Free dental health, hearing aids and glasses
For the present five-year term of office, the Prime Minister announced that French residents will benefit from free glasses, hearing aids and general dental healthcare. The French healthcare system remains one of the finest in the world and this change is hugely welcomed by the French people. Moreover, benefits for disabled adults and the elderly and infirm will increase too. France has a large elderly population and this reform again is hugely welcomed.
State of emergency
France has suffered from various terrorist attacks resulting in a state of emergency which remains in force today. This will end on the 1st November although new anti-terrorism laws are going to be introduced.
France will also increase defend spending to 2% of GDP by 2025. This is the minimum recommended by NATO, of which both the UK and France are part. France has a slightly larger standing army, but has been spending around 1.78% of GDP on its military compared to the UK with 2.21%.
The baccalaureat will be reformed over the next four years, The exam, roughly equivalent to British A levels, is taken by most French students of 17 to 18 years of age. There will also be reform of France’s top universities (currently France’s has just one university in the QS 100 Top University rankings, while the UK has 18).
There is going to be a new national service as mentioned by President Macron when he was campaigning for election. Details are not available yet, but the consultation will finish by late 2017, with the promise “to prepare our children for this world that awaits, for this great and commendable, fair and strong France we aspire our country to be2”. Stirring words from Mr Philippe, but this is another controversial subject so we will watch this one with great interest.
As a thank you, all young people will get a Culture Pass, to allow them to enjoy the “cohesion and freedom” that comes from access to French books and works of art.
Carbon neutral by 2050
This has hit the news – France will banish all petrol and diesel cars by 2040 and all plastics will be recycled by the year 2025. President Macron is determined to make France totally carbon neutral by the year 2050.
Tax cuts for low paid and companies
The lowest paid workers will have their deductions cut so that those on minimum wage (currently about €1,480 a month) will enjoy greater spending power.
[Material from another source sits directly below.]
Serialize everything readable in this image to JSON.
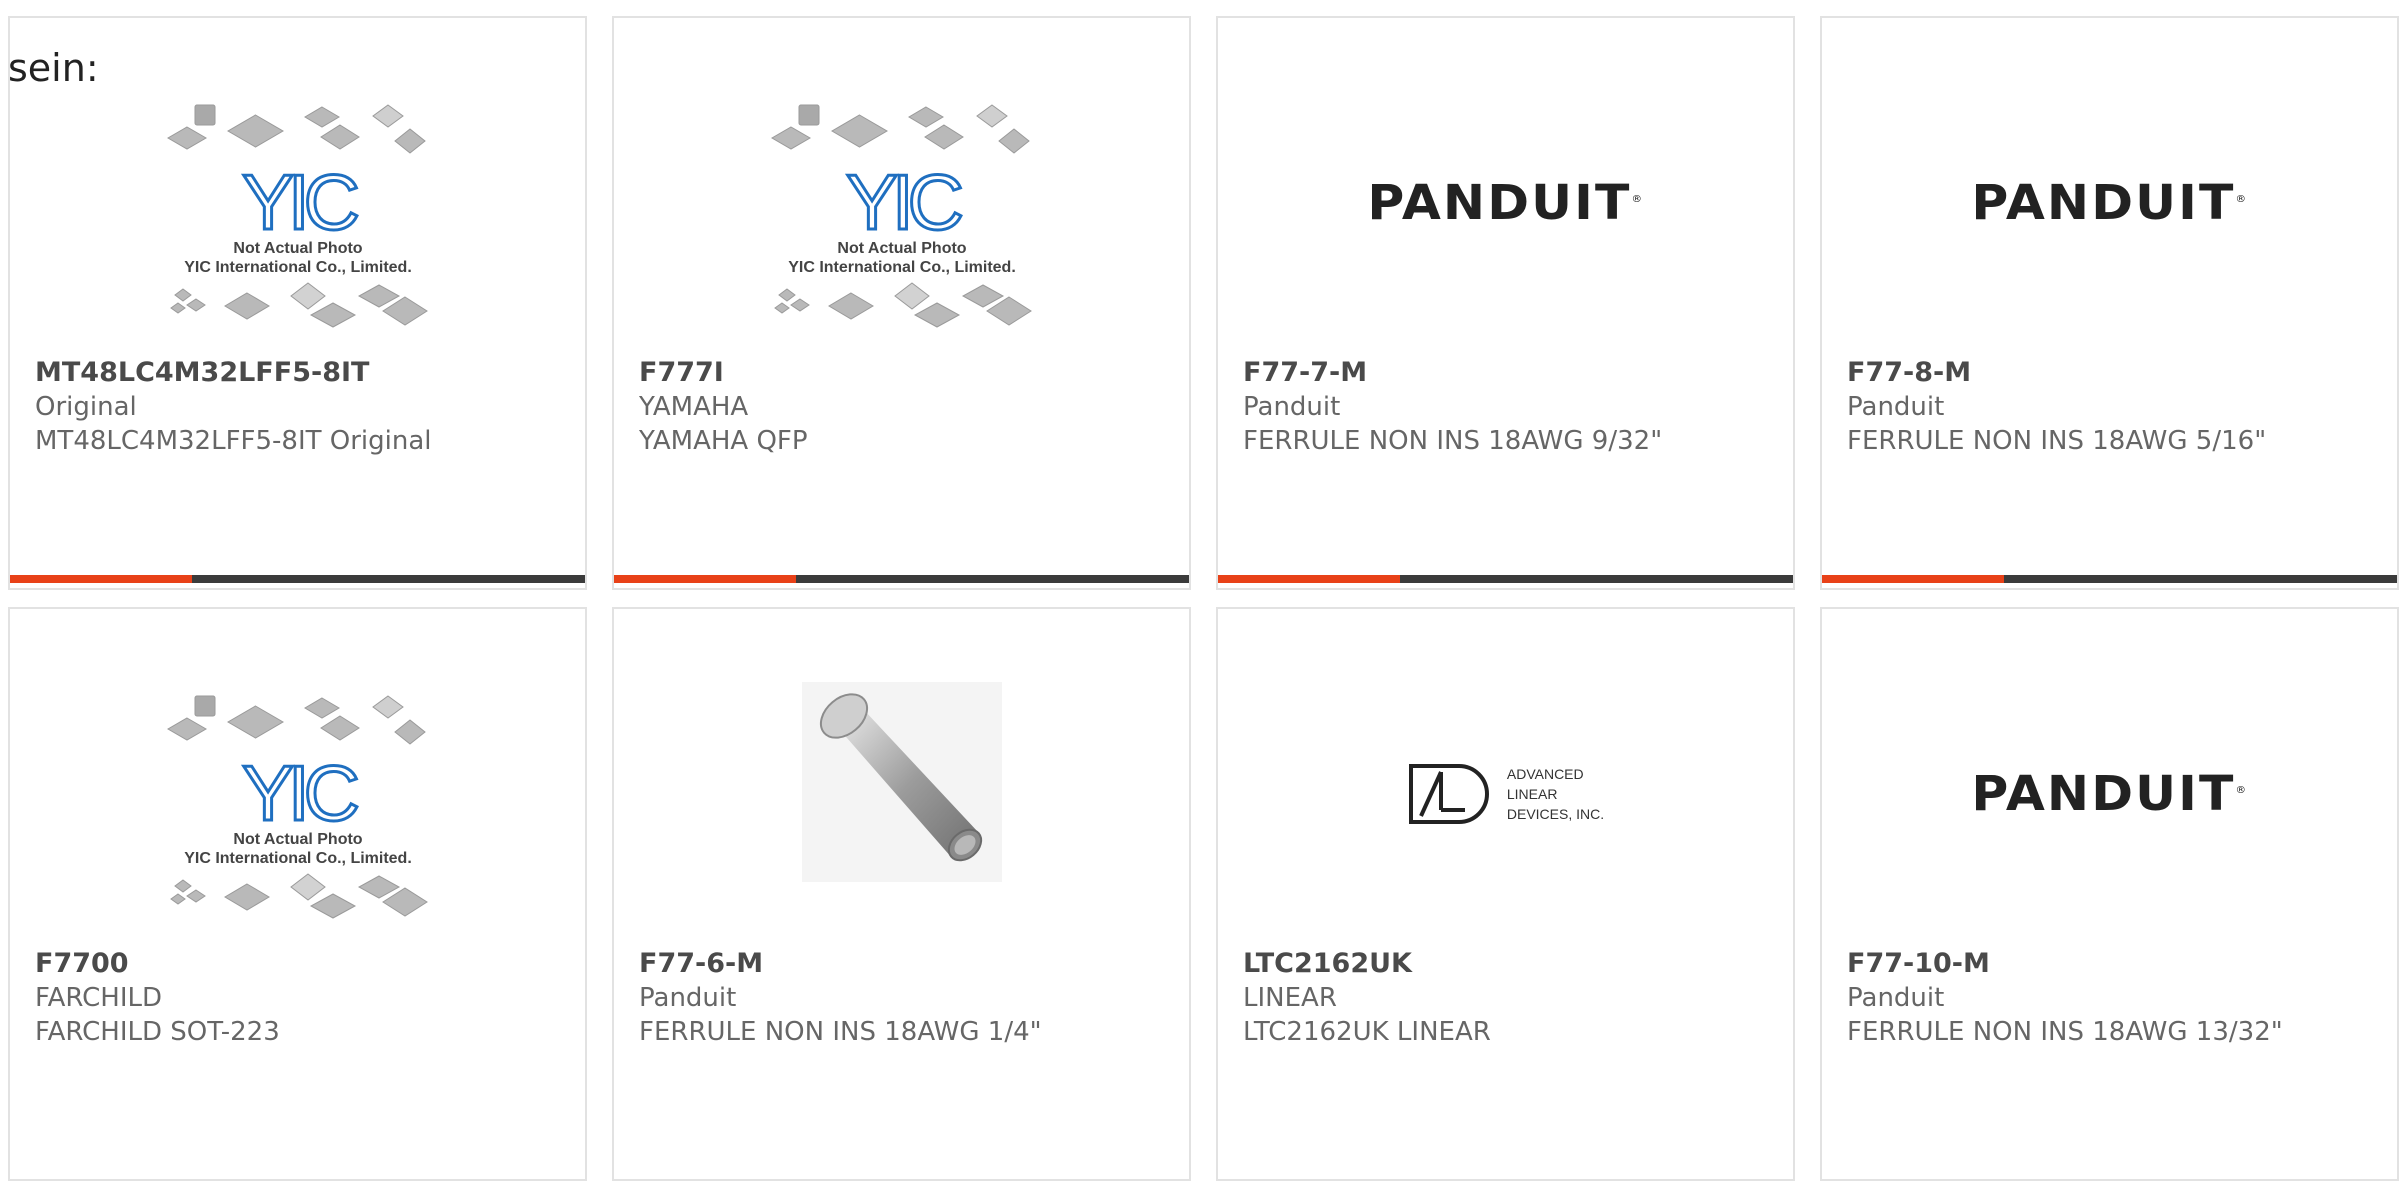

Corporate tax will gradually be cut from 33.3% to 25% by the year 2022, the aim being to encourage new businesses to set up in France rather than abroad.
This is roughly equivalent to British council tax. President Macron promised to reform this tax before he was elected and the plan is to consult with local authorities so that in general people pay far less in contribution which should result in increased spending power.
The aim here is to reduce the public debt by somehow tackling the French “addiction to public spending”. Quite how that will work out is anyone’s guess: a problem of course which affects many countries today.
As with any new government during the honeymoon period, promises which bring benefit to the country abound but it will take time to see if they all come to fruition. Having said that however, France remains a country which cares for its people and the changes we see here are largely beneficial to everyone.